Each of your Pokemon's stats has an IV ranging from 0 to 31. Your Pokemon's IVs in all stats are generated using pseudo-RNG when you first encounter them — for Eggs, this means when you first pick them up. Like EVs, the effect of IVs on your Pokemon's stats scales with its level; at level 100, one IV is worth one real stat point. This means that at level 100, IVs can add as many as 31 points to each stat, and 186 in total.
IVs are a bother to competitive players. In most cases, it is ideal to have Pokemon with six stats fully-maxed with 31 IVs, colloquially referred to as 6IV Pokemon. (When sharing movesets, it is assumed the Pokemon has six perfect IVs unless otherwise stated.) However, IVs are random and difficult to track, making 6IV Pokemon hard to come by for the average player; and until Gen 7, it was totally impossible to 'fix' imperfect IVs on your Pokemon.

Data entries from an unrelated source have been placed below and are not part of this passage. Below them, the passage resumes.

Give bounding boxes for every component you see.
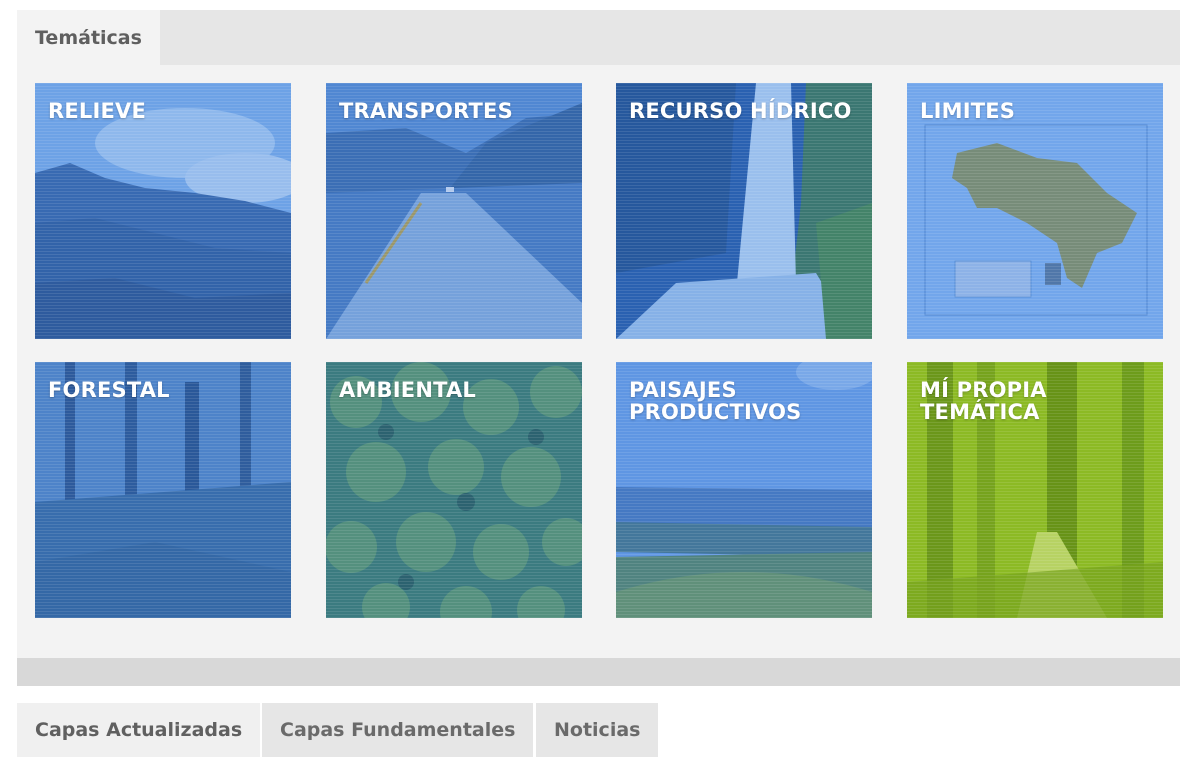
tile-title: FORESTAL [48, 378, 170, 402]
tile-title: AMBIENTAL [339, 378, 477, 402]
tile-limites[interactable]: LIMITES [907, 83, 1163, 339]
tematicas-tab-bar: Temáticas [17, 10, 1180, 65]
tile-mi-propia-tematica[interactable]: MÍ PROPIA TEMÁTICA [907, 362, 1163, 618]
tile-title: RECURSO HÍDRICO [629, 99, 852, 123]
tab-noticias[interactable]: Noticias [536, 703, 659, 757]
tile-title: LIMITES [920, 99, 1016, 123]
tile-title: TRANSPORTES [339, 99, 513, 123]
tile-title: MÍ PROPIA TEMÁTICA [920, 378, 1047, 424]
tab-capas-fundamentales[interactable]: Capas Fundamentales [262, 703, 534, 757]
tile-recurso-hidrico[interactable]: RECURSO HÍDRICO [616, 83, 872, 339]
tile-title: RELIEVE [48, 99, 147, 123]
tile-forestal[interactable]: FORESTAL [35, 362, 291, 618]
bottom-tab-bar: Capas Actualizadas Capas Fundamentales N… [17, 703, 1180, 757]
section-divider [17, 658, 1180, 686]
tile-ambiental[interactable]: AMBIENTAL [326, 362, 582, 618]
tab-capas-actualizadas[interactable]: Capas Actualizadas [17, 703, 261, 757]
tile-paisajes-productivos[interactable]: PAISAJES PRODUCTIVOS [616, 362, 872, 618]
tile-relieve[interactable]: RELIEVE [35, 83, 291, 339]
tab-tematicas[interactable]: Temáticas [17, 10, 160, 65]
tile-transportes[interactable]: TRANSPORTES [326, 83, 582, 339]
tile-title: PAISAJES PRODUCTIVOS [629, 378, 802, 424]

The developers have gradually made IVs easier to access and control, especially through breeding. In Gen 6+, items like the Destiny Knot and Power items can help you breed high IVs onto Egg Pokemon, and features like the Poke Radar, SOS chaining and Max Raid Battles help you encounter high-IV Pokemon. In older Pokemon games without such convenient game mechanics, players use RNG manipulation to get Pokemon with good IVs.
Since Gen 3, there has been a stats judge (i.e. an NPC) in the game who will say some vague information about your Pokemon's IVs. Since Gen 4, every Pokemon has been given a characteristic on its summary screen, which indicates what stat its highest IV lies in. Since Gen 6, event Pokemon and static encounters have had three guaranteed perfect IVs. Since Gen 7, it has been possible to view a graph of your Pokemon's IVs using the PC. Gen 7 also introduced Super Training, which lets you artificially boost your Pokemon's stats up to perfection using Bottle Caps (though it does not increase the actual IV).
Like EVs, IVs took a different form in Gen 1 and 2. In these old games, IVs ranged from 0 to 15, and the HP IV was generated using the Pokemon's other IVs. Furthermore, IVs were used to determine traits like gender and Shininess; this functionality has been progressively transferred to a different system called personality values (which most people can happily ignore).